Archive for March, 2008
Tucked under the covers and propped on doubled pillows with crutches standing at ready near by, I write.
Yes, somehow I have managed to screw up my right ankle and in these past couple days I’ve come to a deeper more reverent appreciation for the fact that I’ve been given two feet. God in all his wisdom, perfection and glory has blessed me greatly.
I won’t say I haven’t had moments of rather acute frustration (showering was a disaster) and the enemy is surely trying to get the “keep moving do-it-yourself” side of me down but God is still good and a useless foot cannot keep me from singing his praise. This must look so small to the God of all creation and He’s still holding me.
He is still holding us. We’re so ceaselessly thankful to have such a loving Father. He keeps knocking our socks off with how abundantly and perfectly He provides for His children.

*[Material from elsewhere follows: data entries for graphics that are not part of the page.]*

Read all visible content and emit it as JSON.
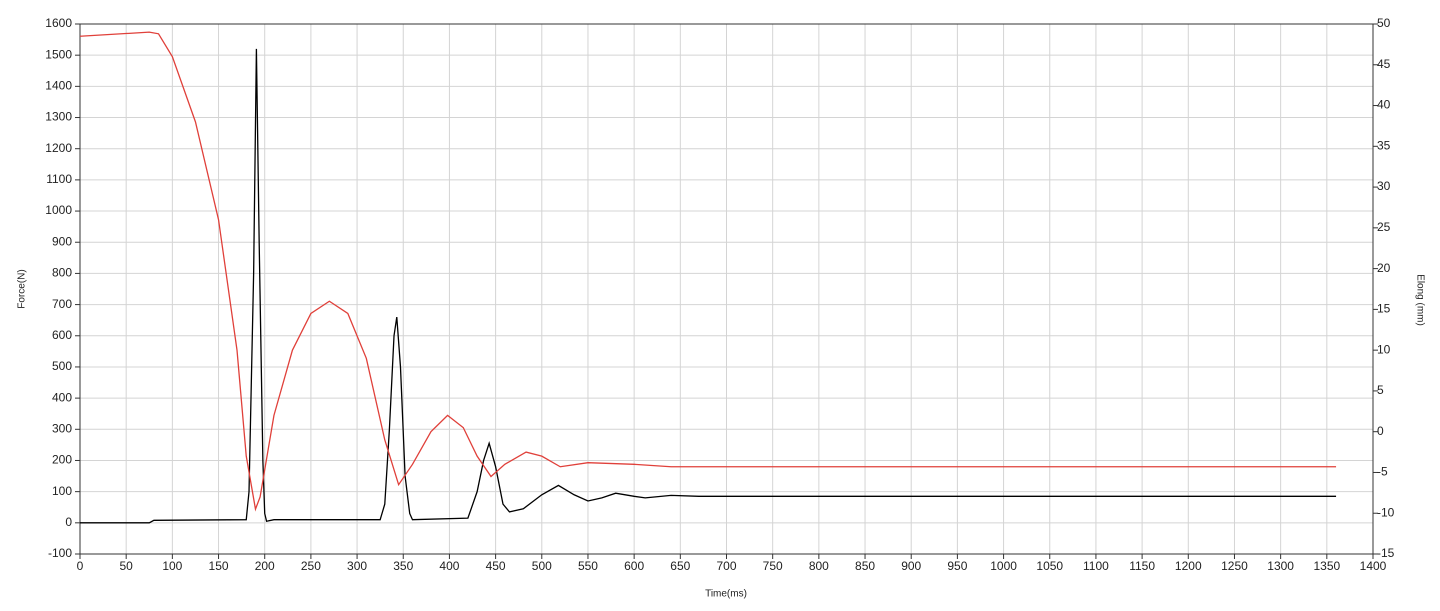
{
  "chart_data": {
    "type": "line",
    "x_label": "Time(ms)",
    "y_label": "Force(N)",
    "y2_label": "Elong (mm)",
    "xlim": [
      0,
      1400
    ],
    "xticks": [
      0,
      50,
      100,
      150,
      200,
      250,
      300,
      350,
      400,
      450,
      500,
      550,
      600,
      650,
      700,
      750,
      800,
      850,
      900,
      950,
      1000,
      1050,
      1100,
      1150,
      1200,
      1250,
      1300,
      1350,
      1400
    ],
    "ylim": [
      -100,
      1600
    ],
    "yticks": [
      -100,
      0,
      100,
      200,
      300,
      400,
      500,
      600,
      700,
      800,
      900,
      1000,
      1100,
      1200,
      1300,
      1400,
      1500,
      1600
    ],
    "y2lim": [
      -15,
      50
    ],
    "y2ticks": [
      -15,
      -10,
      -5,
      0,
      5,
      10,
      15,
      20,
      25,
      30,
      35,
      40,
      45,
      50
    ],
    "grid": true,
    "series": [
      {
        "color": "#000000",
        "axis": "y",
        "x": [
          0,
          75,
          80,
          180,
          183,
          188,
          191,
          194,
          198,
          200,
          202,
          210,
          325,
          330,
          335,
          340,
          343,
          347,
          352,
          357,
          360,
          420,
          430,
          437,
          443,
          450,
          458,
          465,
          480,
          500,
          518,
          535,
          550,
          565,
          580,
          600,
          612,
          640,
          670,
          700,
          1360
        ],
        "values": [
          0,
          0,
          8,
          10,
          100,
          800,
          1520,
          900,
          200,
          30,
          5,
          10,
          10,
          60,
          300,
          600,
          660,
          500,
          150,
          30,
          10,
          15,
          100,
          200,
          255,
          180,
          60,
          35,
          45,
          90,
          120,
          90,
          70,
          80,
          95,
          85,
          80,
          88,
          85,
          85,
          85
        ]
      },
      {
        "color": "#e0403a",
        "axis": "y2",
        "x": [
          0,
          75,
          85,
          100,
          125,
          150,
          170,
          180,
          190,
          195,
          210,
          230,
          250,
          270,
          290,
          310,
          330,
          345,
          360,
          380,
          398,
          415,
          430,
          445,
          460,
          483,
          500,
          520,
          550,
          600,
          640,
          1360
        ],
        "values": [
          48.5,
          49,
          48.8,
          46,
          38,
          26,
          10,
          -3,
          -9.5,
          -8,
          2,
          10,
          14.5,
          16,
          14.5,
          9,
          -1,
          -6.5,
          -4,
          0,
          2,
          0.5,
          -3,
          -5.5,
          -4,
          -2.5,
          -3,
          -4.3,
          -3.8,
          -4,
          -4.3,
          -4.3
        ]
      }
    ]
  }
}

These past months have been beyond crazy and difficult, like no other time in our lives. By some undefinable act of grace we are still going, running on His strength alone as the day approaches when engagement shall be closed in the coffin and forever put to rest.
Four months and ten days down, less than two months to go. He’s provided our living situation and enabled us to set that in stone, matched my family up with a friend in need of housing who will stick around after I move out to help with child care and such, blessed us with people who pray with and for us, provided again and again with TK’s work situation and even been so good with little wedding details such as finding my dress. Those are just a few things; the list goes on and on.
So for now we’re just clinging to our Father as He gets us through this time one day at a time. We stand (sit, hop and crawl in my case) in His grace alone. We ask to keep praying that He may be glorified.